Datema v. Barad

372 So. 2d 193 | Fla. Dist. Ct. App. | 1979

372 So. 2d 193 (1979)

Gerald Lee DATEMA, Petitioner,
v.
The Honorable Frederick N. BARAD, Judge of the Circuit Court of the Eleventh Judicial Circuit in and for Dade County, Florida, Respondent.

No. 79-570.

District Court of Appeal of Florida, Third District.

June 19, 1979.

Bennett H. Brummer, Public Defender and Bruce A. Rosenthal, Asst. Public Defender, for petitioner.

Janet Reno, State's Atty. and Ira N. Loewy, Asst. State's Atty., for respondent.

Before BARKDULL, HUBBART and SCHWARTZ, JJ.

*194 BARKDULL, Judge.

On August 1, 1978, Datema was arrested on a burglary charge.
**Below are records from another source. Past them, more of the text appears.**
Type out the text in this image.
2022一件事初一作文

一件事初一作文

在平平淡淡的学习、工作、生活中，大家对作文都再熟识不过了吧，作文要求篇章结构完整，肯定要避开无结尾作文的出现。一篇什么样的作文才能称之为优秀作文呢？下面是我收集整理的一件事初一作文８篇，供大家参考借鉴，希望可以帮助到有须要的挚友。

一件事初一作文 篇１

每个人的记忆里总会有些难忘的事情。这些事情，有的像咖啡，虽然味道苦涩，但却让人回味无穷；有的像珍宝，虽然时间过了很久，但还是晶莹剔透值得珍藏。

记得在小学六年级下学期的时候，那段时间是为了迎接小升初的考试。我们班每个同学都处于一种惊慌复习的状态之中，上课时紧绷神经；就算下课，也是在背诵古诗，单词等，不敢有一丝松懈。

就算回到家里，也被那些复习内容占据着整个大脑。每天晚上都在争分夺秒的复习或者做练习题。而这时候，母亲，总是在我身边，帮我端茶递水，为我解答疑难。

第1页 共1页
An information was filed but the State, without announcing the intention of refiling, nolle prossed the information. About two weeks later, the State refiled the information and mailed notice of same to Datema, which was returned and he did not receive the notice.

No capias was issued and Datema's trial counsel, over counsel's objection, was ordered to enter a plea of not guilty. The case came on for trial on January 22, 1979 and the defendant, still having no notice of the proceedings, did not appear. An alias capias was issued then. About a month later, Datema contacted his counsel, was informed of the new information and appeared for trial. The alias capias was quashed.
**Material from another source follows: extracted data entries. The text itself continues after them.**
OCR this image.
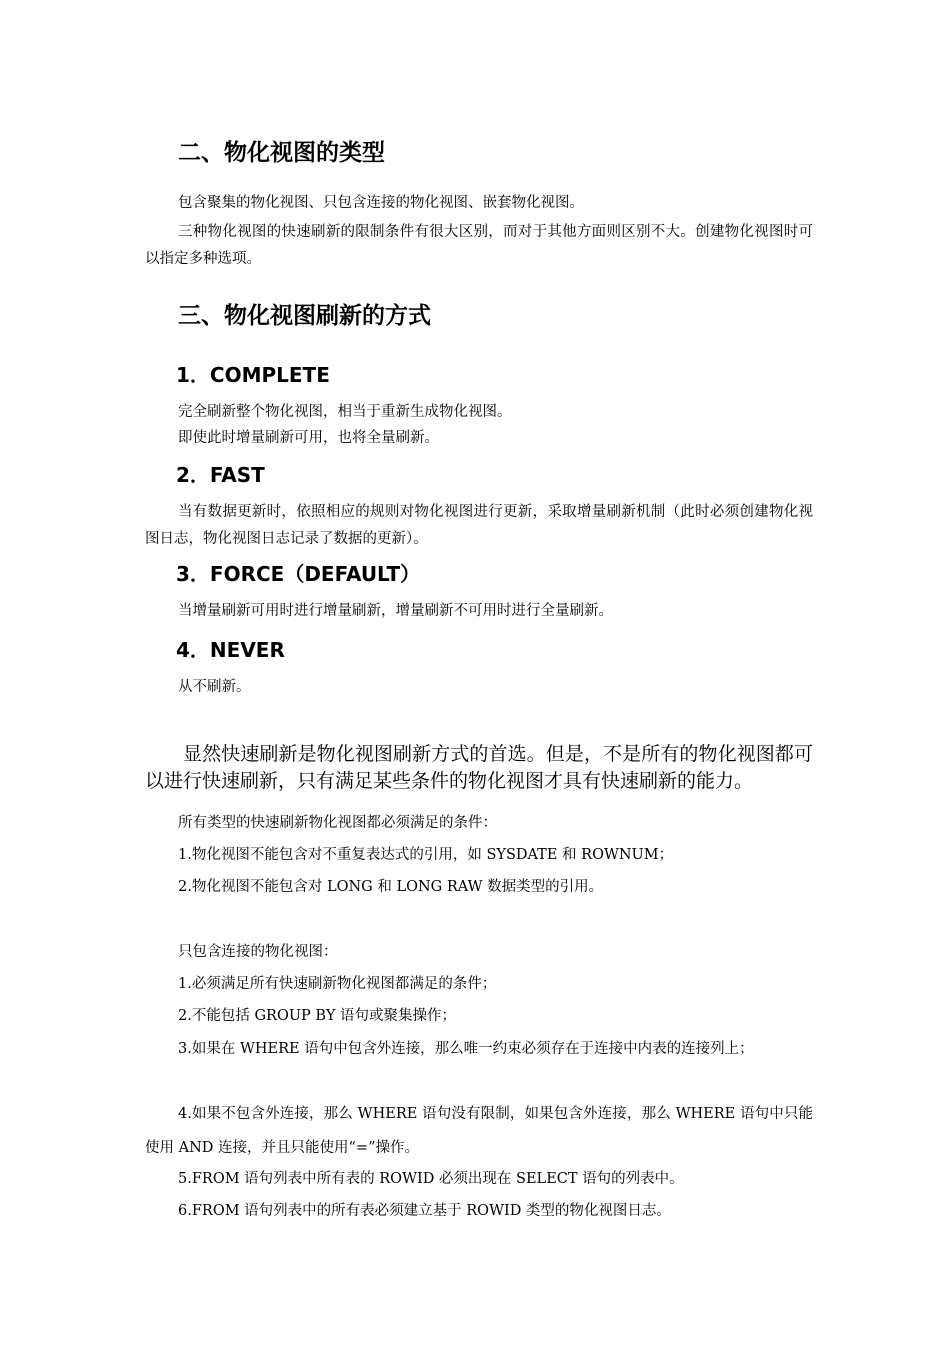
二、物化视图的类型

包含聚集的物化视图、只包含连接的物化视图、嵌套物化视图。

三种物化视图的快速刷新的限制条件有很大区别，而对于其他方面则区别不大。创建物化视图时可以指定多种选项。

三、物化视图刷新的方式
1．COMPLETE

完全刷新整个物化视图，相当于重新生成物化视图。

即使此时增量刷新可用，也将全量刷新。

2．FAST

当有数据更新时，依照相应的规则对物化视图进行更新，采取增量刷新机制（此时必须创建物化视图日志，物化视图日志记录了数据的更新）。

3．FORCE（DEFAULT）

当增量刷新可用时进行增量刷新，增量刷新不可用时进行全量刷新。

4．NEVER

从不刷新。

显然快速刷新是物化视图刷新方式的首选。但是，不是所有的物化视图都可以进行快速刷新，只有满足某些条件的物化视图才具有快速刷新的能力。

所有类型的快速刷新物化视图都必须满足的条件：

1.物化视图不能包含对不重复表达式的引用，如 SYSDATE 和 ROWNUM；

2.物化视图不能包含对 LONG 和 LONG RAW 数据类型的引用。

只包含连接的物化视图：

1.必须满足所有快速刷新物化视图都满足的条件；

2.不能包括 GROUP BY 语句或聚集操作；

3.如果在 WHERE 语句中包含外连接，那么唯一约束必须存在于连接中内表的连接列上；

4.如果不包含外连接，那么 WHERE 语句没有限制，如果包含外连接，那么 WHERE 语句中只能使用 AND 连接，并且只能使用“=”操作。

5.FROM 语句列表中所有表的 ROWID 必须出现在 SELECT 语句的列表中。

6.FROM 语句列表中的所有表必须建立基于 ROWID 类型的物化视图日志。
On March 1, Datema moved for discharge on the grounds that more than 180 days had elapsed since his arrest and further proceedings would violate his speedy trial rights. The trial court denied the motion to discharge, granted the State's motion to void the time periods, and set trial.
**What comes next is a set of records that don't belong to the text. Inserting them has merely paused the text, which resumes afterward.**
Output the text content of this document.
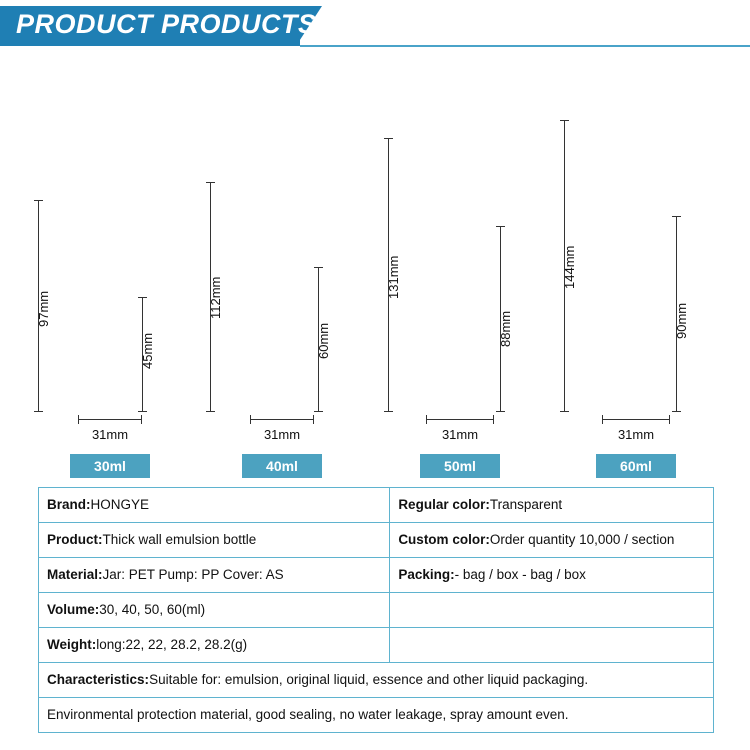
PRODUCT PRODUCTS
97mm
45mm
31mm
30ml
112mm
60mm
31mm
40ml
131mm
88mm
31mm
50ml
144mm
90mm
31mm
60ml
Brand:HONGYE	Regular color:Transparent
Product:Thick wall emulsion bottle	Custom color:Order quantity 10,000 / section
Material:Jar: PET Pump: PP Cover: AS	Packing:- bag / box - bag / box
Volume:30, 40, 50, 60(ml)	
Weight:long:22, 22, 28.2, 28.2(g)	
Characteristics:Suitable for: emulsion, original liquid, essence and other liquid packaging.	
Environmental protection material, good sealing, no water leakage, spray amount even.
When the first information was nolle prossed, Datema was no longer an accused released on bond; he was free. Thus, the prosecution, upon refiling the second information (the State), should have issued a capias for his arrest. Under these circumstances, Datema's nonappearance is no evidence of non-availability for speedy trial purposes. See: State ex rel. Barber v. Satin, 296 So. 2d 636 (Fla. 3d DCA 1974); State ex rel. Smith v. Nesbitt, 355 So. 2d 202 (Fla. 3d DCA 1978).

Thereupon, the defendant filed a suggestion for writ of prohibition in this court and, finding that same presented a prima facie case, a rule nisi in prohibition was issued. Therefore, the rule nisi in prohibition will be made absolute.

Assuming that the trial judge will follow the dictates of this opinion, the rule absolute will not be served unless necessary.